Prejudiciële vragen:
1) [M]oeten artikel 2, artikel 6, leden 1 en 3, en artikel 19, lid 1, tweede alinea, van het Verdrag betreffende de Europese Unie (VEU), gelezen in samenhang met artikel 47 van het Handvest van de grondrechten van de Europese Unie en artikel 267 van het Verdrag betreffende de werking van de Europese Unie (VWEU), aldus worden uitgelegd dat niet kan worden beschouwd als een onafhankelijke, onpartijdige rechterlijke instantie die vooraf bij wet is ingesteld en die de justitiabelen daadwerkelijke rechtsbescherming op de onder het recht van de Unie vallende gebieden verzekert, een rechterlijke instantie van een lidstaat die in laatste aanleg uitspraak doet [Sąd Najwyższy (hoogste rechter in burgerlijke en strafzaken, Polen)], waarin personen zitting hebben die tot rechter zijn benoemd in strijd met de fundamentele rechtsregels van die lidstaat inzake de benoeming van rechters, welke schending inhoudt:
a) dat de vacante betrekkingen van rechter bij de Sąd Najwyższy door de president van de Republiek Polen zijn gepubliceerd, zonder voorafgaande medeondertekening van de voorzitter van de ministerraad,
b) dat er, in strijd met de beginselen van transparantie en billijkheid, een voorbenoemingsprocedure is georganiseerd door een nationaal orgaan, de Krajowa Rada Sądownictwa (nationale raad voor de rechtspraak, Polen), dat door de omstandigheden van zijn oprichting voor wat betreft het uit rechters bestaande deel en de wijze waarop het functioneert, niet voldoet aan de eisen van een grondwettelijk orgaan dat de onafhankelijkheid van de rechterlijke macht en van de rechters beschermt,
c) dat door de president van de Republiek Polen benoemingsbesluiten worden overhandigd voor benoemingen tot het ambt van rechter in de Sąd Najwyższy, ondanks het feit dat het besluit van de nationale raad voor de rechtspraak, dat het voorstel voor de benoeming tot rechter bevat, eerder bij de bevoegde nationale rechter [de Naczelny Sąd Administracyjny (hoogste bestuursrechter, Polen)], is aangevochten, dat de Naczelny Sąd Administracyjny de tenuitvoerlegging van dit besluit overeenkomstig het nationale recht heeft geschorst en dat de beroepsprocedure niet is afgerond, waarna de Naczelny Sąd Administracyjny het bestreden besluit van de nationale raad voor de rechtspraak wegens onrechtmatigheid nietig heeft verklaard en dit besluit definitief uit de rechtsorde heeft verwijderd, waardoor het benoemingsbesluit tot het ambt van rechter in de Sąd Najwyższy de in artikel 179 van de Poolse grondwet vereiste grondslag, met name de voordracht van de nationale raad voor de rechtspraak voor de benoeming tot het ambt van rechter, heeft verloren?

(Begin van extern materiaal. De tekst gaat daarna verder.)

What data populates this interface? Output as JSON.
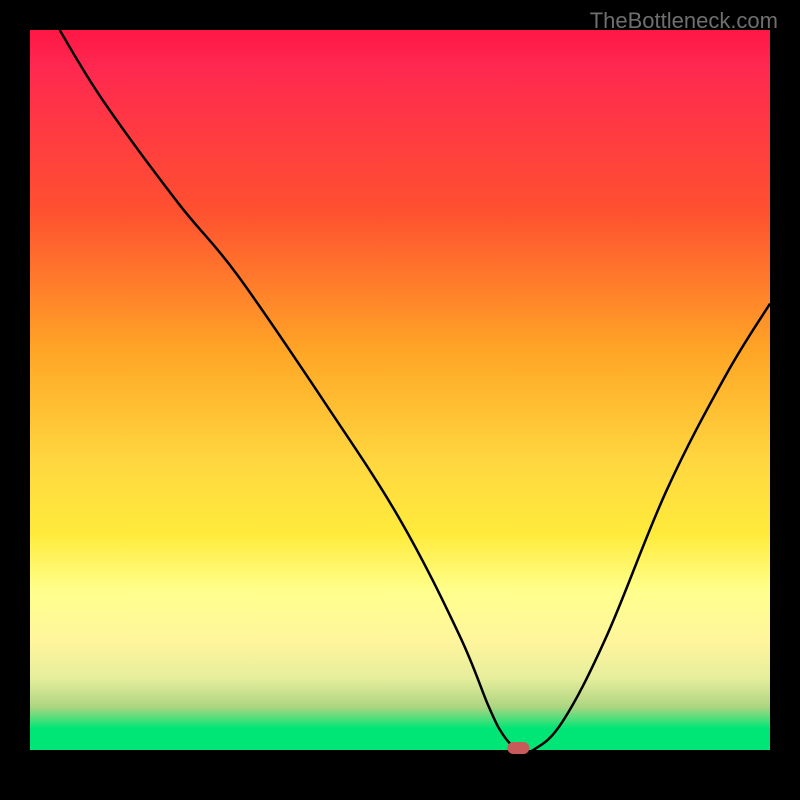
{
  "watermark": "TheBottleneck.com",
  "chart_data": {
    "type": "line",
    "title": "",
    "xlabel": "",
    "ylabel": "",
    "xlim": [
      0,
      100
    ],
    "ylim": [
      0,
      100
    ],
    "grid": false,
    "legend": false,
    "background": "rainbow_gradient_red_to_green",
    "series": [
      {
        "name": "bottleneck-curve",
        "x": [
          4,
          10,
          20,
          28,
          40,
          50,
          58,
          62,
          64,
          66,
          68,
          72,
          78,
          86,
          94,
          100
        ],
        "y": [
          100,
          90,
          76,
          66,
          48,
          32,
          16,
          6,
          2,
          0,
          0,
          4,
          16,
          36,
          52,
          62
        ]
      }
    ],
    "marker": {
      "name": "optimal-point",
      "x": 66,
      "y": 0,
      "shape": "rounded-rect",
      "color": "#c85a5a"
    }
  }
}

2) [M]oeten artikel 2, artikel 6, leden 1 en 3, en artikel 19, lid 1, tweede alinea, VEU, gelezen in samenhang met artikel 47 van het Handvest en artikel 267 VWEU, aldus worden uitgelegd dat zij in de weg staan aan de toepassing van een nationale regeling als die van artikel 29, leden 2 en 3, artikel 26, lid 3, en artikel 72, leden 1, 2 en 3, van de ustawa o Sądzie Najwyższym (wet op de Sąd Najwyższy) van 8 december 2017 (geconsolideerde tekst: Dz. U. van 2021, volgnr. 154), voor zover deze op straffe van een tuchtrechtelijke sanctie in de vorm van ontzetting uit het ambt, verbieden dat de rechtmatigheid van de benoeming van een rechter of zijn uit de benoeming voortvloeiende bevoegdheid tot het verrichten van rechterlijke taken wordt vastgesteld of onderzocht alsook dat verzoeken tot wraking van een rechter op die gronden inhoudelijk worden beoordeeld, ervan uitgaande dat dit verbod gerechtvaardigd wordt door het feit dat de Unie de grondwettelijke identiteit van de lidstaten eerbiedigt?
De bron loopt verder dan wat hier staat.